Data Grid is a geographically distributed environment that deals with large-scale data-intensive applications. Effective scheduling in Grid can reduce the amount of data transferred among nodes by submitting a job to a node, where most of the requested data files are available. Data replication is another key optimization technique for reducing access latency and managing large data by storing data in a wisely manner.

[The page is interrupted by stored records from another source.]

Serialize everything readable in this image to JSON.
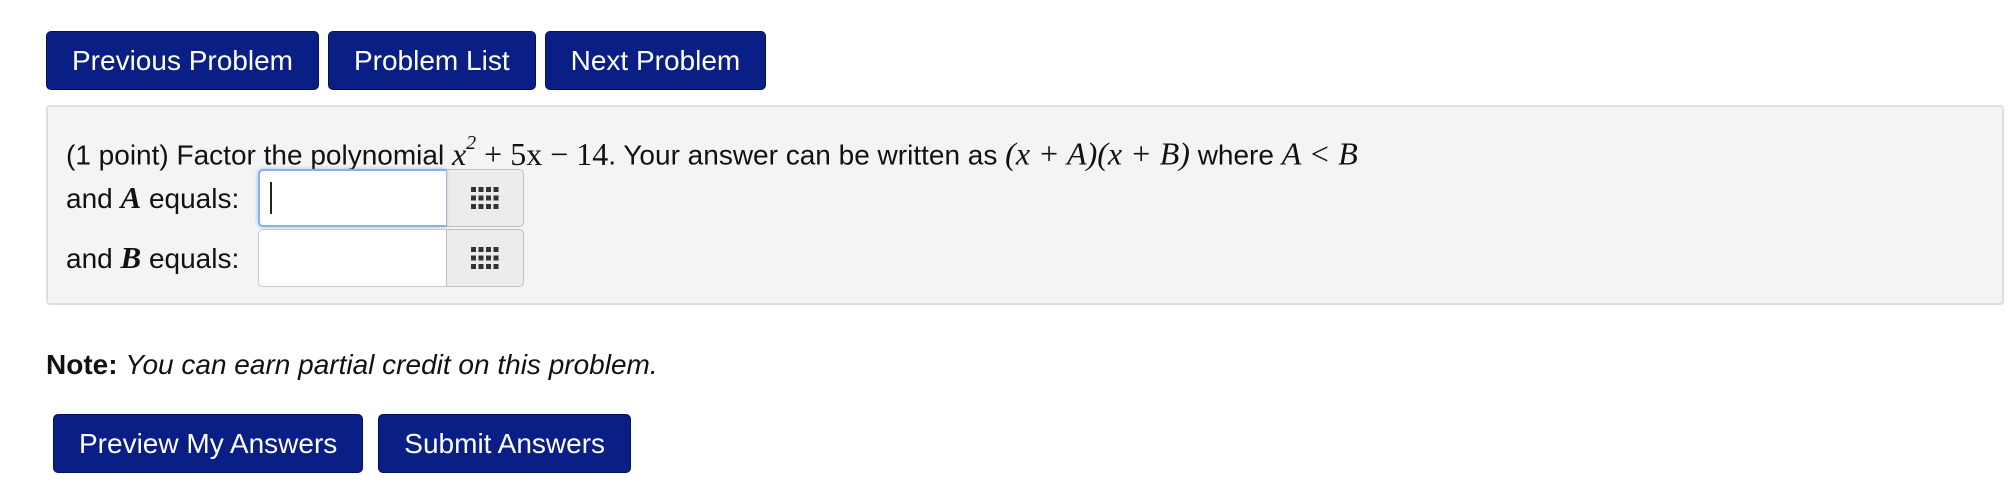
{
  "nav": {
    "previous_label": "Previous Problem",
    "list_label": "Problem List",
    "next_label": "Next Problem"
  },
  "problem": {
    "points": "(1 point)",
    "text_before": "Factor the polynomial",
    "poly_x": "x",
    "poly_exp": "2",
    "poly_rest": "+ 5x − 14",
    "text_middle": ". Your answer can be written as",
    "form_1": "(x + A)(x + B)",
    "text_where": "where",
    "condition": "A < B"
  },
  "answers": [
    {
      "prefix": "and",
      "var": "A",
      "suffix": "equals:",
      "value": "",
      "focused": true,
      "icon": "keyboard-grid-icon"
    },
    {
      "prefix": "and",
      "var": "B",
      "suffix": "equals:",
      "value": "",
      "focused": false,
      "icon": "keyboard-grid-icon"
    }
  ],
  "note": {
    "lead": "Note:",
    "message": "You can earn partial credit on this problem."
  },
  "actions": {
    "preview_label": "Preview My Answers",
    "submit_label": "Submit Answers"
  },
  "colors": {
    "button_bg": "#0a1f85",
    "panel_bg": "#f4f4f4",
    "focus_border": "#86b0ee"
  }
}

In this paper, two algorithms are proposed: first, a novel job scheduling algorithm called Combined Scheduling Strategy (CSS) that considers the number of jobs waiting in queue, the location of required data for the job, and computational capability; second, a dynamic data replication strategy called Dynamic Hierarchical Replication Algorithm (DHRA) that improves file access time. DHRA stores each replica in an appropriate site, i.e., appropriate site in the requested region that has the highest number of access for that particular replica. Also, it can minimize access latency by selecting the best replica when various sites hold replicas of datasets. The simulation results demonstrate the proposed replication and scheduling strategies give better performance compared to the other algorithms.